Işıl ışıl bir gün. Denizde gündüz yakamozu yanıp sönmekte dalgalar arasında.
Memleket ve dünya gündemi çözülmemiş düğümler ile dolu.
İnsanların iyilerini tenzih ederek görünüyor ki insanlık esfelei safilinde geziyor.
Bugün cuma, yarın kandil. Mevlid-i Nebi.
Dualarımıza hepimizin canı yanarak takip ettiği gündemin mazlum ve mağdurlarını ekleyelim.
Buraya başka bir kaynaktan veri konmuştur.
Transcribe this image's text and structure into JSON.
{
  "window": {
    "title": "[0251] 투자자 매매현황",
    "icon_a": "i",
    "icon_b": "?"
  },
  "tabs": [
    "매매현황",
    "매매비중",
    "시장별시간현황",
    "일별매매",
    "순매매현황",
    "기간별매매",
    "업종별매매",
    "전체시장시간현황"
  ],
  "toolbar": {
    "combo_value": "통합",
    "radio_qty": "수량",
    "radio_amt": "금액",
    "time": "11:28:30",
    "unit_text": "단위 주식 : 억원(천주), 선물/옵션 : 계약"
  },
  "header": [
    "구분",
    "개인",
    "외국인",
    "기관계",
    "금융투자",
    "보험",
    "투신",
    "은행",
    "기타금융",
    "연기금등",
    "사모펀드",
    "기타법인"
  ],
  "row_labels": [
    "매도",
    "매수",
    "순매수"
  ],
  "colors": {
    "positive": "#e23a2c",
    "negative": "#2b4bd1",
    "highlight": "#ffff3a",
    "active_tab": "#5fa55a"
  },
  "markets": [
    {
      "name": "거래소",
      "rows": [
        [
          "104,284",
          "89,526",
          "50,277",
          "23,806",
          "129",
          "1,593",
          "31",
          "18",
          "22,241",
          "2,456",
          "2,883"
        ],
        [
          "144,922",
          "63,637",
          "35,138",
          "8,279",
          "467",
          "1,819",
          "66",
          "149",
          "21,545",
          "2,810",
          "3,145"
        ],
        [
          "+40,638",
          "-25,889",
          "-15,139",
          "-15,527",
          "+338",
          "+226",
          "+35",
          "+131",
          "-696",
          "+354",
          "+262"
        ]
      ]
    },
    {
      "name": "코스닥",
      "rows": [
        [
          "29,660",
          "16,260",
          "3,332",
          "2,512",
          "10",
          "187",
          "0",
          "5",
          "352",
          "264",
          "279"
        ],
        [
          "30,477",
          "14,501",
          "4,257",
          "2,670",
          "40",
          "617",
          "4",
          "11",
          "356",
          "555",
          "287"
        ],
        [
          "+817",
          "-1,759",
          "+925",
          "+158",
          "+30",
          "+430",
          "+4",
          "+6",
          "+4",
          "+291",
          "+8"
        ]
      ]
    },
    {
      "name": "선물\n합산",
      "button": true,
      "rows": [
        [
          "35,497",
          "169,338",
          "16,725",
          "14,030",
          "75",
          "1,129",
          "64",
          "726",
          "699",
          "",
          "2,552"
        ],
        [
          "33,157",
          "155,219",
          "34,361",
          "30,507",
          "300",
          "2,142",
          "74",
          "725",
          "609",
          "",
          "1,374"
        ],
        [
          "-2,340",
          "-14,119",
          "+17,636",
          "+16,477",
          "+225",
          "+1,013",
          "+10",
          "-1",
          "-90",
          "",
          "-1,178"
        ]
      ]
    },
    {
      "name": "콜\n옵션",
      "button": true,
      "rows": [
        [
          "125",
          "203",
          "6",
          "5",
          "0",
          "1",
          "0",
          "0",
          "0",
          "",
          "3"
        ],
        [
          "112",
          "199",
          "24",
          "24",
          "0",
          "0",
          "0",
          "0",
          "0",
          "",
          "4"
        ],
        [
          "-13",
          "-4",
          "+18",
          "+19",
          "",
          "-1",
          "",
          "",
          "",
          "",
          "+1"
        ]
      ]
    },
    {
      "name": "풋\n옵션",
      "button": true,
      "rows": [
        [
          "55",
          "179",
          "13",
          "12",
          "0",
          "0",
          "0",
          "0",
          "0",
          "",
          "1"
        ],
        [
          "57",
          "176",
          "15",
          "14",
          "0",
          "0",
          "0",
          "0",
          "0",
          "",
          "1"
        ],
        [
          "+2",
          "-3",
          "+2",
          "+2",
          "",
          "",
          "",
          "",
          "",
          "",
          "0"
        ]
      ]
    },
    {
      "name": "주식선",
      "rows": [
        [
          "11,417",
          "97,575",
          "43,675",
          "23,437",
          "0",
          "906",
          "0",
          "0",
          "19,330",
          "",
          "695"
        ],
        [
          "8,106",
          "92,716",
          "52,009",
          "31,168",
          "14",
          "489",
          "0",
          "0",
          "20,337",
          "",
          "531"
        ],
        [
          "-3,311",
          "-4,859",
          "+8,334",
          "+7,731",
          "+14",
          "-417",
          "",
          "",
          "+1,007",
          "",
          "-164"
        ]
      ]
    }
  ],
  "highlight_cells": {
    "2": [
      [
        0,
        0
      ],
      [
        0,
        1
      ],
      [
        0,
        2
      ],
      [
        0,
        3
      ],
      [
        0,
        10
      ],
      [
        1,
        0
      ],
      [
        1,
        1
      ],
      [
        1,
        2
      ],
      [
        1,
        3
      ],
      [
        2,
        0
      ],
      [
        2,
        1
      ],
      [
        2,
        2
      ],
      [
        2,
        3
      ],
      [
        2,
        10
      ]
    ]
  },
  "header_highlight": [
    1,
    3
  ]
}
Kandiliniz ve cumanız mübarek olsun.
Kuran-ı Kerim,Karia süresi 4. Ayette,
“Yevme yekunün nasü kel feraşil mebsus “
( O gün insanlar yayılıp dağılmış pervane kelebekleri gibi olurlar. )
Diye anlatılır mahşerin insanları.
Peygamberimiz,Efendimiz sav , bir hadis-i şeriflerinde,
“Benim durumum ile sizin durumunuz, ateş yanınca çekirgeler ve pervane böceklerinin ateşe atılmaya başladığı bir adamın durumuna benzer. İşte ben, ateşe düşmeyesiniz diye sizin kuşaklarınızdan tutuyorum. Siz ise, benim elimden kurtulmaya çalışıyorsunuz...”1 diye uyarıyor.
Ayet-i Kerime’de ve hadis-i şerifte tasvir edilen insanların korku ,dehşet ile panik halinde koşuşturmalarının benzetildiği, minik pervaneler, renklerine mi vurgundur,parlaklığına mı bilinmez ateşe meftundurlar. Onların şuursuzca ışığına koşup, ateşte yok oluşunu izleyenlerin herbiri kendilerince pervanenin candan öte sevdasını yorumlar,anlatır.
Gazali: İbret almaz pervane ,eğer ibret nazarı olsaydı onda bir kere zarar gördükten sonra, kendisini aynı acıya sürüklemezdi derken;
Şadi Şirazi:Aşka uçarsan kanadın yanar...
Mevlana:Aşka uçmazsan kanat neye yarar...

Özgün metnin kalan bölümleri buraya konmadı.